Related: Central Florida Zoo and Botanical Gardens / Brevard Zoo / The Sequoia Park Zoo 

The EFBC Conservation Center is a conservation centre dedicated to the preservation and protection of some of the world’s most endangered cat species. 

The conservation centre is located in Rosamund, California, north of Los Angeles and is more commonly (and fondly) often referred to as the ‘Cat House’.
EFBC stands for ‘Exotic Feline Conservation Center’ although it was previously called the ‘Exotic Feline Breeding Compound’. The conservation centre was originally set up in 1977.

The vast majority of the cats that you will see at the conservation centre are not abandoned pets such as you might see at a pet rescue facility but purebred species that are in danger of becoming extinct and the conservation centre works in tandem with many other organisations around the world to ensure that this doesn’t happen. In fact, many of the cubs born at the conservation centre are subsequently sent on to other zoos later to participate in captive breeding programmes. 

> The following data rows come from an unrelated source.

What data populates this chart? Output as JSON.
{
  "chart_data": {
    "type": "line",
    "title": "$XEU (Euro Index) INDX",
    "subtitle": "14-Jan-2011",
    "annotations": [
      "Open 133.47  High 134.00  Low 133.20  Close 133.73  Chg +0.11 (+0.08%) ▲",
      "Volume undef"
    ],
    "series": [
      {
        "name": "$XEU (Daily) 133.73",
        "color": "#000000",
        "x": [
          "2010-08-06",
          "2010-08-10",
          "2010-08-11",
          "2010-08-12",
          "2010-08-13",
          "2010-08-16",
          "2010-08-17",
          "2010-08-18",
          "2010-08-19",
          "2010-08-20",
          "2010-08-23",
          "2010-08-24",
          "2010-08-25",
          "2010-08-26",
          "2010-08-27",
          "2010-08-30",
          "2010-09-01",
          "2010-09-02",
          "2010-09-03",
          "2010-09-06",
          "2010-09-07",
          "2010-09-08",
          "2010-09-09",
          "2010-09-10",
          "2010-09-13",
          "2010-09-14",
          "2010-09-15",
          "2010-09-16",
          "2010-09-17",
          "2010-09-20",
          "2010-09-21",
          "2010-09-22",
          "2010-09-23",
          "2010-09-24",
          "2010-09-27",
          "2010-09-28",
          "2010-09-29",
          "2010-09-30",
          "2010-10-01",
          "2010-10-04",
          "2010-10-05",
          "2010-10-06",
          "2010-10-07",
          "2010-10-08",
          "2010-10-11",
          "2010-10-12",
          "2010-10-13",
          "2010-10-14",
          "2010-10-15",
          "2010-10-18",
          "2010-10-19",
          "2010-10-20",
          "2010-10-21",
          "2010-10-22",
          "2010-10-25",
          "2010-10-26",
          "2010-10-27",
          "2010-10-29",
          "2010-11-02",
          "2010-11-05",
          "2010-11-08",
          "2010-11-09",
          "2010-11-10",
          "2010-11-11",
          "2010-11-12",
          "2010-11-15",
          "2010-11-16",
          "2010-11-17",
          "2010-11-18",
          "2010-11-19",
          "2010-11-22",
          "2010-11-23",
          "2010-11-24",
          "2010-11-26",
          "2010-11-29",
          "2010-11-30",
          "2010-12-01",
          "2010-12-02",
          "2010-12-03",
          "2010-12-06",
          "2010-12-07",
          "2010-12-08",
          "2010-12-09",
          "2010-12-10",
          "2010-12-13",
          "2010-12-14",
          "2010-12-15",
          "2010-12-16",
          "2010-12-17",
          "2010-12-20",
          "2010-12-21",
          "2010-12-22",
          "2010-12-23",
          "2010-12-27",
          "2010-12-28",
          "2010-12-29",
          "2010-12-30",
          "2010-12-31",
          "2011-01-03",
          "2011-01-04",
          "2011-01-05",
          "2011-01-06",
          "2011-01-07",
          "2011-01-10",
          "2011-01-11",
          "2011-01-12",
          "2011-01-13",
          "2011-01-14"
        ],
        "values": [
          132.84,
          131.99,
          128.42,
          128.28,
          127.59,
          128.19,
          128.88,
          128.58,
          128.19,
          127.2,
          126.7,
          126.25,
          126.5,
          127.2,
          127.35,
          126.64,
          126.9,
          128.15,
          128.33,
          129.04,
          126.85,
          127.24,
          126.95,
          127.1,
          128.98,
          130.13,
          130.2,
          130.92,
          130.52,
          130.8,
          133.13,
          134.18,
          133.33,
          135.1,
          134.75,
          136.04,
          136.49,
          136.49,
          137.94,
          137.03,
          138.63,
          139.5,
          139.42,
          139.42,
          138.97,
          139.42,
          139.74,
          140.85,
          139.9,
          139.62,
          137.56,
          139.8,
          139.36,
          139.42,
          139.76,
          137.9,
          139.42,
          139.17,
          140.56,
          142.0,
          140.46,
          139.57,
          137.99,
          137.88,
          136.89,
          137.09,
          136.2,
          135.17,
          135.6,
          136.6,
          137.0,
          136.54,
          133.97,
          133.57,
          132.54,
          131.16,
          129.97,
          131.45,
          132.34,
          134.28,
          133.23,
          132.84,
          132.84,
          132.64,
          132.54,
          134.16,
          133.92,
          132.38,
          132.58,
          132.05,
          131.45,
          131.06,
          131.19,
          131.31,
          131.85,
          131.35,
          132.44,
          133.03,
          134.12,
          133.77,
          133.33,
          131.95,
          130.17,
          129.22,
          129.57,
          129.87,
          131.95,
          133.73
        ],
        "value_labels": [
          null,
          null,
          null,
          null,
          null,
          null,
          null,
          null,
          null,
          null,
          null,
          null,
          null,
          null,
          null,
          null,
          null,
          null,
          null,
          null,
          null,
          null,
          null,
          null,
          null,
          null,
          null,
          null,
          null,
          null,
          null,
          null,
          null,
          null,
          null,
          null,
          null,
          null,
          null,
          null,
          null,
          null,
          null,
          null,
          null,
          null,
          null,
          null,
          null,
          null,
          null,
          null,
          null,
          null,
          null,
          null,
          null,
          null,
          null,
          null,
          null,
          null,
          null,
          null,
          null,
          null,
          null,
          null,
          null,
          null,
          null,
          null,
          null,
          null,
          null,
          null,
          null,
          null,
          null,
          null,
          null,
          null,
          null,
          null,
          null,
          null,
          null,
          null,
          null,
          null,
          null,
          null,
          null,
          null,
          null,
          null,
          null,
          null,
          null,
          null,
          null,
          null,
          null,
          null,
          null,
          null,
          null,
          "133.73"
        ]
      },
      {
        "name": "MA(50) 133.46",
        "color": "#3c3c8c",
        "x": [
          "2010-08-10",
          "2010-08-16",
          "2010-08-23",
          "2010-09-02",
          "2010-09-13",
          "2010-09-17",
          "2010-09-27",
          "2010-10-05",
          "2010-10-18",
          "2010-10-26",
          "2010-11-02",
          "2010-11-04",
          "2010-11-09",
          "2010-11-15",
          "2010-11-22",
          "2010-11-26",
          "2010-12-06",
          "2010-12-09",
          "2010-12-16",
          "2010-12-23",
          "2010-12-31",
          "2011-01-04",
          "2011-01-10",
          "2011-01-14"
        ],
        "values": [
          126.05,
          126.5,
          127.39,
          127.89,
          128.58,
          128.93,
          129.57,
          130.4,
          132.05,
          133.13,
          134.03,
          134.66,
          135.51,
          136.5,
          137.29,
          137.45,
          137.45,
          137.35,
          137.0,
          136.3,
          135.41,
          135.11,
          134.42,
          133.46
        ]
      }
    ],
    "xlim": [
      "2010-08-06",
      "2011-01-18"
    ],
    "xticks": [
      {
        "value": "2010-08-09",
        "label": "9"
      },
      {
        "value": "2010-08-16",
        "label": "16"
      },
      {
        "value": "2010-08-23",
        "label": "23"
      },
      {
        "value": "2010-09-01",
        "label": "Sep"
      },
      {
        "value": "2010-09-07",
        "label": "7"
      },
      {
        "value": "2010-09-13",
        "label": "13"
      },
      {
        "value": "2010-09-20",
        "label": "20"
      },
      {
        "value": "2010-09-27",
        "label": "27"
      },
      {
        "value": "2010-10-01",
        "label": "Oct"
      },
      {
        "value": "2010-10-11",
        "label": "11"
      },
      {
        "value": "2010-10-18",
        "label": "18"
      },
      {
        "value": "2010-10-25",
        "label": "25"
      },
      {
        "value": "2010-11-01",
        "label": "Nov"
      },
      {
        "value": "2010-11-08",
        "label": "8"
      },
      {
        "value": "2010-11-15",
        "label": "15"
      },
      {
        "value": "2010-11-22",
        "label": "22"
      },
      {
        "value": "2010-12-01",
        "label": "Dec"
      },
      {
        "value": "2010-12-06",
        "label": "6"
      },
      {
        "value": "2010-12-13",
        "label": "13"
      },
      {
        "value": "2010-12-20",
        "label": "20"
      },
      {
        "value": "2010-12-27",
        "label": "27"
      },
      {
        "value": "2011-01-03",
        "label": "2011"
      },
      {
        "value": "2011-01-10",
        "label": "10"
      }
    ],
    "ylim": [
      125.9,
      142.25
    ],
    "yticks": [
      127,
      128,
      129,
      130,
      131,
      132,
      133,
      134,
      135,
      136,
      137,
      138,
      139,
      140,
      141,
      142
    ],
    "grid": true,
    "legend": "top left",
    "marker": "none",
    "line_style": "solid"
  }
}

The different types of feline species currently residing at the conservation centre include tigers, jaguars, lynx, cougars, 4 species of leopard, including the snow leopard, bobcats, ocelots, caracal and several others. In fact, there are just under 20 different species of cat which live at the conservation centre. And, if you visit the conservation centre’s website, you will discover that all of these cats have individual names and you can see photographs of them all.

Most of the compounds at the conservation centre are accessible to the public and you can stroll around looking at the cats at close quarters where you can actually get to within 5 feet of some very beautiful, but also dangerous, felines indeed! Some of the more timid and highly-strung felines, however, are kept in quieter compounds away from the general public. 

The geographic location of the conservation centre is such that in summer, it can get very hot with temperatures soaring to a blistering 120F, whilst in the winter, it can even snow. Therefore, one of the most popular attractions at the conservation centre are its ‘Twilight Tours’ and at cooler times of the year when the cats become more active. 

Lovers of wild cats will also enjoy visiting the shop where you can buy T-shirts and hats, stuffed animals, posters and photos and other feline-related paraphernalia to show your support towards some of the world’s most elegant, yet endangered, feline species.